À l’occasion de l’ouverture des premiers états généraux des Postes et Télécommunications, organisés au Centre culturel et artistique des pays d’Afrique centrale à Kinshasa, le Président de la République, Félix Antoine Tshisekedi Tshilombo, a lancé un appel pressant en faveur d’une réforme structurante et ambitieuse du secteur.
Devant un parterre de ministres, de régulateurs, d’opérateurs publics et privés, d’experts nationaux et internationaux, ainsi que de représentants de la société civile, le Chef de l’État a replacé le numérique et les télécommunications au cœur des enjeux de souveraineté nationale. Dans son allocution d’ouverture, il a martelé une conviction forte :
« Aucun État sérieux ne peut se permettre de négliger l’architecture de ses communications, la maîtrise de ses réseaux et la sécurisation de ses infrastructures critiques. C’est une question de souveraineté, de compétitivité et de sécurité collective. » 
Pour le Président Tshisekedi, les Postes et Télécommunications ne relèvent plus du simple service public. Ils constituent désormais un levier stratégique de développement, un pilier de l’économie moderne et un vecteur incontournable d’inclusion sociale. La transformation digitale de la RDC, a-t-il rappelé, ne pourra se concrétiser sans un écosystème des TIC robuste, fiable, accessible et résilient.

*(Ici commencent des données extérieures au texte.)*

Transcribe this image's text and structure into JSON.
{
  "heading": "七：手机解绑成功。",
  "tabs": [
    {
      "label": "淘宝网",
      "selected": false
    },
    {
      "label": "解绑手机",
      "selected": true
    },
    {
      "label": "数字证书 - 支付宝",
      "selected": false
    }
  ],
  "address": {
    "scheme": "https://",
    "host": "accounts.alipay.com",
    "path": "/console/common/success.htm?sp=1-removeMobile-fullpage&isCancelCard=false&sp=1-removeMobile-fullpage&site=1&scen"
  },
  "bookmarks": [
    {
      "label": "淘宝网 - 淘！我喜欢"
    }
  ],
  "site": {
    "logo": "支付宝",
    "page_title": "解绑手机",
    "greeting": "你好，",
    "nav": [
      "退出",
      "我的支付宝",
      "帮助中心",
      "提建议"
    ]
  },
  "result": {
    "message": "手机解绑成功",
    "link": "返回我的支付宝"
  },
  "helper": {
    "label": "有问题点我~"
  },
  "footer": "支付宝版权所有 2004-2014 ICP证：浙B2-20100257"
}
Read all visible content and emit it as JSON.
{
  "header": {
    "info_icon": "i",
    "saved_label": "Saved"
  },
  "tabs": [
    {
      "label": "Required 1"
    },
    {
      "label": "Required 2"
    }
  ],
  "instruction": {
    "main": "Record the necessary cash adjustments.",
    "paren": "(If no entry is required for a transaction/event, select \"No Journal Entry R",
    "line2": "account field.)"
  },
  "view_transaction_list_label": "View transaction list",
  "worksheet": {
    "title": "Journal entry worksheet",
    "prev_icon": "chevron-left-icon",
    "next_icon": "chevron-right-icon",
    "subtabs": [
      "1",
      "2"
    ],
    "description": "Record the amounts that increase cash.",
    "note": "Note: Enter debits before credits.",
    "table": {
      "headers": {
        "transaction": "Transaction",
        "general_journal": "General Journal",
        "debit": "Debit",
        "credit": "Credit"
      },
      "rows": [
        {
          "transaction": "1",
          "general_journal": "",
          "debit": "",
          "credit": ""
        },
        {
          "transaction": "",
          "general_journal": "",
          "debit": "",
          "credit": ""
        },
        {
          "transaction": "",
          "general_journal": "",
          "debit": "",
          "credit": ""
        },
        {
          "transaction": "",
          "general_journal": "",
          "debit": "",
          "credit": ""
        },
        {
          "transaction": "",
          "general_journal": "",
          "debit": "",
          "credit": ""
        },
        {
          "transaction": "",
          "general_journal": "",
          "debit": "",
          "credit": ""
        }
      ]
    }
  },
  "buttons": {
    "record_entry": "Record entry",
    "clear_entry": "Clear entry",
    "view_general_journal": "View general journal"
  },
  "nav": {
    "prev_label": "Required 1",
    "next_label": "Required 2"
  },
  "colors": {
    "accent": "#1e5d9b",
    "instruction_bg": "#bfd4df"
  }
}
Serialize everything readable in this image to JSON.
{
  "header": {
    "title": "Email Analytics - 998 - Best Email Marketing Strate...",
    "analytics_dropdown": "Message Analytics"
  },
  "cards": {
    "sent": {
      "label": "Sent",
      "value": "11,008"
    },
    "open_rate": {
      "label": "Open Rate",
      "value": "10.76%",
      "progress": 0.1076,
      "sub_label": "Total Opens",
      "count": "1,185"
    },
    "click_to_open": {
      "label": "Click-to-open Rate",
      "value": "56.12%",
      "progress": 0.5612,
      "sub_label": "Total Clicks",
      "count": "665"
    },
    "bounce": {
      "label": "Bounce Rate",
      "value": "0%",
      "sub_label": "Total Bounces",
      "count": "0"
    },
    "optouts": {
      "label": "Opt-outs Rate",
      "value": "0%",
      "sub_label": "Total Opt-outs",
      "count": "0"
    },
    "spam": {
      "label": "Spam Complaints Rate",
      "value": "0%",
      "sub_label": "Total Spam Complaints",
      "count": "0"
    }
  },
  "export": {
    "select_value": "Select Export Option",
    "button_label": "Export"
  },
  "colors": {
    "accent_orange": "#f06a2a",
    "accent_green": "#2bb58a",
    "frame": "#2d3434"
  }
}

Loin de se limiter à un discours de circonstance, le Président de la République a assigné une mission claire aux participants de ces assises inédites. Trois livrables sont explicitement attendus à l’issue des travaux :
Il s’agit d’établir un état des lieux exhaustif et objectif. Ce diagnostic devra identifier les forces, les faiblesses, les dysfonctionnements structurels, les goulots d’étranglement réglementaires, techniques et financiers qui freinent l’essor du secteur. La couverture réseau, la qualité de service, le coût d’accès à Internet, la fracture numérique, la cybersécurité et la gouvernance des entreprises publiques seront passés au crible.
Au-delà du constat, le Chef de l’État exige des solutions. Il attend des recommandations opérationnelles, assorties d’objectifs précis, d’indicateurs de performance et d’un calendrier d’exécution réaliste. Cette feuille de route devra tracer la voie vers la modernisation des infrastructures, l’amélioration de la régulation, la stimulation de l’investissement privé et l’accélération de la transformation numérique de l’administration et de l’économie.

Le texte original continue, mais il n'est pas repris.